# BALL IDEAL 1908??



## woodswalker (May 8, 2010)

Just picked this one up for $4 at the flea market...Says Ball Ideal Pat. July 14 1908....
   Hers a few pics...hope it was worth the 4 dollars I paid []


----------



## woodswalker (May 8, 2010)

This is the top...


----------



## woodswalker (May 8, 2010)

Shot from the side... 
  This jar is in great shape...no nicks...and has some pretty cool air bubbles in it to!!!


----------



## dygger60 (May 8, 2010)

Not to rain on you, but, that is a very commong BALL IDEAL jar.  .50 cents would be a good price for that jar...maybe a dollar.  

  The 1908 patent date is for the glass "ears" in which the bail wire secures.  Lots of time you see chipping in these ears...but if 
 your jar is not chipped, then yes a dollar would be a good price.

   The right to use the 1908 patent date was obtained by Ball Brothers then they purchased a glass company in Penn.  It was a
 worker that patented the now famous date.

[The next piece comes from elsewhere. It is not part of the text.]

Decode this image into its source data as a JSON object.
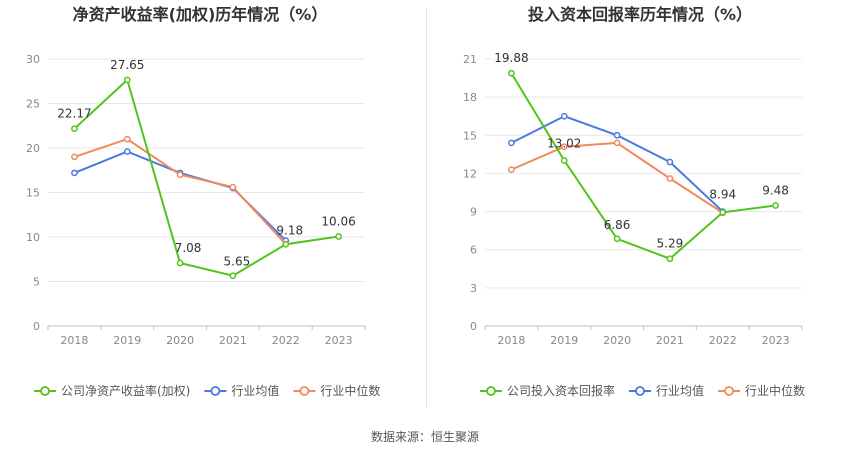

    The quarts are very very common.

     David  aka  dygger60


----------



## woodswalker (May 8, 2010)

Oh well...I still like it anyway and I even tried talking them down from the $4[8D] but it didn't work.  Thanks for your help on it[]


----------



## dygger60 (May 9, 2010)

Not a problem at all...be more than happy to help when it comes to jars.  

   David  aka  dygger60


----------